I just had the most unpleasent couple of days I had made an online order about a month ago. While I was checking out some screens popped up that were part of the website and I thought that I had "X'ed" the page close when I had in reallity I had just ordered 3 different things @ $14.95 a pop + what I had oraginally ordered $12.95. This simple order has cost me in the neighborhood of almost $250.00. A very high price to pay for trying to get something for only the cost of the shipping and handling. I am going to the bank on monday to see if they can help me out by dropping the bounced check charges. I have learned 2 things 1) DON'T due any ording when your tired. 2) READ each box carefully.
trying to keep my focus clear

I'm trying to keep my focus clear and on Jesus. I have made alot of progress and I am pleased. Yet it seems that the more that I focus on Jesus the more I get stuff dumped on me. The other night I made a stand against the pain in my back and it seemed that as soon as I got done the dumping began. My car stop working. (silver lining: friends loaned me their van). For the 1st time I didn't panic about the car not startring. It was the battery. That was thurs. than friday I got a letter that I wish that would have never came. It said that I owed a VERY large amount of money. This was was a part of my monthly income. And because they decided that they over paid me now they want this money in 30 days. This letter really has messed me up of the past 5 days.

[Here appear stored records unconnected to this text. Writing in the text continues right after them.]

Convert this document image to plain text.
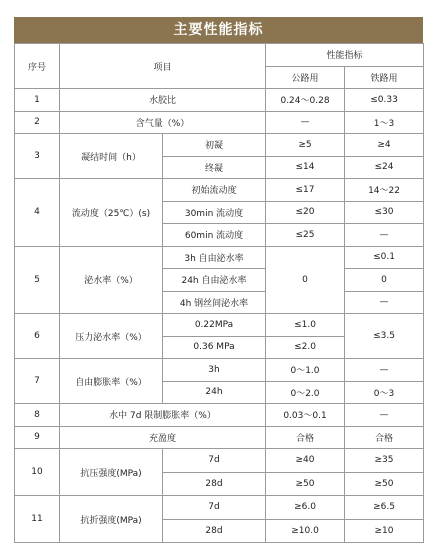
主要性能指标
序号	项目		性能指标	
			公路用	铁路用
1	水胶比		0.24～0.28	≤0.33
2	含气量（%）		—	1～3
3	凝结时间（h）	初凝	≥5	≥4
		终凝	≤14	≤24
4	流动度（25℃）(s)	初始流动度	≤17	14～22
		30min 流动度	≤20	≤30
		60min 流动度	≤25	—
5	泌水率（%）	3h 自由泌水率	0	≤0.1
		24h 自由泌水率		0
		4h 钢丝间泌水率		—
6	压力泌水率（%）	0.22MPa	≤1.0	≤3.5
		0.36 MPa	≤2.0	
7	自由膨胀率（%）	3h	0～1.0	—
		24h	0～2.0	0～3
8	水中 7d 限制膨胀率（%）		0.03～0.1	—
9	充盈度		合格	合格
10	抗压强度(MPa)	7d	≥40	≥35
		28d	≥50	≥50
11	抗折强度(MPa)	7d	≥6.0	≥6.5
		28d	≥10.0	≥10
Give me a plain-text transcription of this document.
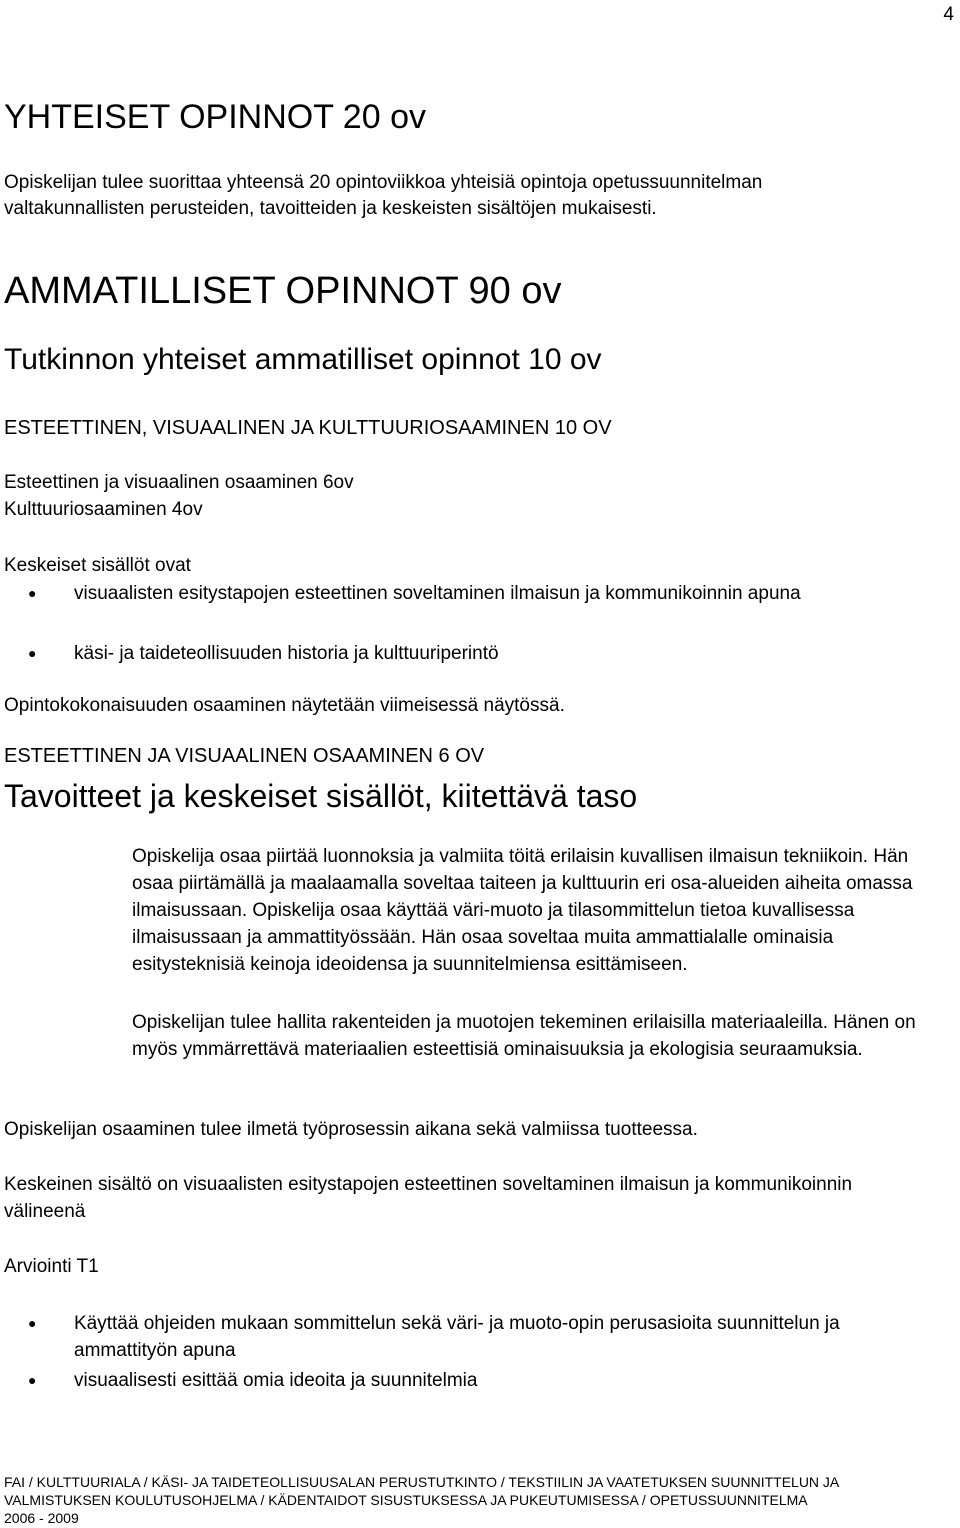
4
YHTEISET OPINNOT 20 ov
Opiskelijan tulee suorittaa yhteensä 20 opintoviikkoa yhteisiä opintoja opetussuunnitelman
valtakunnallisten perusteiden, tavoitteiden ja keskeisten sisältöjen mukaisesti.
AMMATILLISET OPINNOT 90 ov
Tutkinnon yhteiset ammatilliset opinnot 10 ov
ESTEETTINEN, VISUAALINEN JA KULTTUURIOSAAMINEN 10 OV
Esteettinen ja visuaalinen osaaminen 6ov
Kulttuuriosaaminen 4ov
Keskeiset sisällöt ovat
● visuaalisten esitystapojen esteettinen soveltaminen ilmaisun ja kommunikoinnin apuna
● käsi- ja taideteollisuuden historia ja kulttuuriperintö
Opintokokonaisuuden osaaminen näytetään viimeisessä näytössä.
ESTEETTINEN JA VISUAALINEN OSAAMINEN 6 OV
Tavoitteet ja keskeiset sisällöt, kiitettävä taso
Opiskelija osaa piirtää luonnoksia ja valmiita töitä erilaisin kuvallisen ilmaisun tekniikoin. Hän osaa piirtämällä ja maalaamalla soveltaa taiteen ja kulttuurin eri osa-alueiden aiheita omassa ilmaisussaan. Opiskelija osaa käyttää väri-muoto ja tilasommittelun tietoa kuvallisessa ilmaisussaan ja ammattityössään. Hän osaa soveltaa muita ammattialalle ominaisia esitysteknisiä keinoja ideoidensa ja suunnitelmiensa esittämiseen.
Opiskelijan tulee hallita rakenteiden ja muotojen tekeminen erilaisilla materiaaleilla. Hänen on myös ymmärrettävä materiaalien esteettisiä ominaisuuksia ja ekologisia seuraamuksia.
Opiskelijan osaaminen tulee ilmetä työprosessin aikana sekä valmiissa tuotteessa.
Keskeinen sisältö on visuaalisten esitystapojen esteettinen soveltaminen ilmaisun ja kommunikoinnin välineenä
Arviointi T1
● Käyttää ohjeiden mukaan sommittelun sekä väri- ja muoto-opin perusasioita suunnittelun ja ammattityön apuna
● visuaalisesti esittää omia ideoita ja suunnitelmia
FAI / KULTTUURIALA / KÄSI- JA TAIDETEOLLISUUSALAN PERUSTUTKINTO / TEKSTIILIN JA VAATETUKSEN SUUNNITTELUN JA
VALMISTUKSEN KOULUTUSOHJELMA / KÄDENTAIDOT SISUSTUKSESSA JA PUKEUTUMISESSA / OPETUSSUUNNITELMA
2006 - 2009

Sunday Rob had gotten a word about how we are seeds and that as we break thru the ground all of a sudden all this dirt gets dumped on them and that is where I have been lately. I keep looking at the dirt and not to my Jesus. I have to admit since prayer sunday I have been doing better. I am having to trust that I can make it financially. I will have to cut out alot of things, but I think it can be done with God's help.This is a whole new level of trusting God. I have to learn how to live on a budget.
I am thankful that God has blessed me so much. I have a great home that I have been painting, A great job that allows me to have sundays off for God, A car to get around, 5 wonderful cats and 1 very neat ferrett.
I am Amazed

I am amazed at what God is doing in my life right now. Last night when I got home from work I needed to have some time with God before I went to bed. I got home @ 1:00 am and thought that I was going to get a quick 15 min. but you know how God is and when He wants you He gets you. When I pulled myself off the floor it was 3:00am. Boy does time fly when your having fun.
I have 2 chairs in my living room bay window one for me and one for God. Right now 2 of my 5 cats are having their time with God by sitting on Gods lap. They need there time also. (sounds crazy but did God not create them???)
I had a great time in warfare prayer over my back last night. I got a good night sleep. Well when I got up I had taken my friend to Case to get some work done on her teeth. Well when got to her house to pick her up I turned off the car. When I went to start it back up it wouldn't start. I see it as an attack on my peace because of the battle that I had won just hours before. Thankfully some friends had loned me there van so that I could get to work. I see how I handled the whole car thing as a major victory in my life. I used to get all upset and start to cry and panic not this time by Gods grace I prayed and when it still wouldn't start we took my friends car. Thank you Lord that it wouldn't start at my friends house and at Case.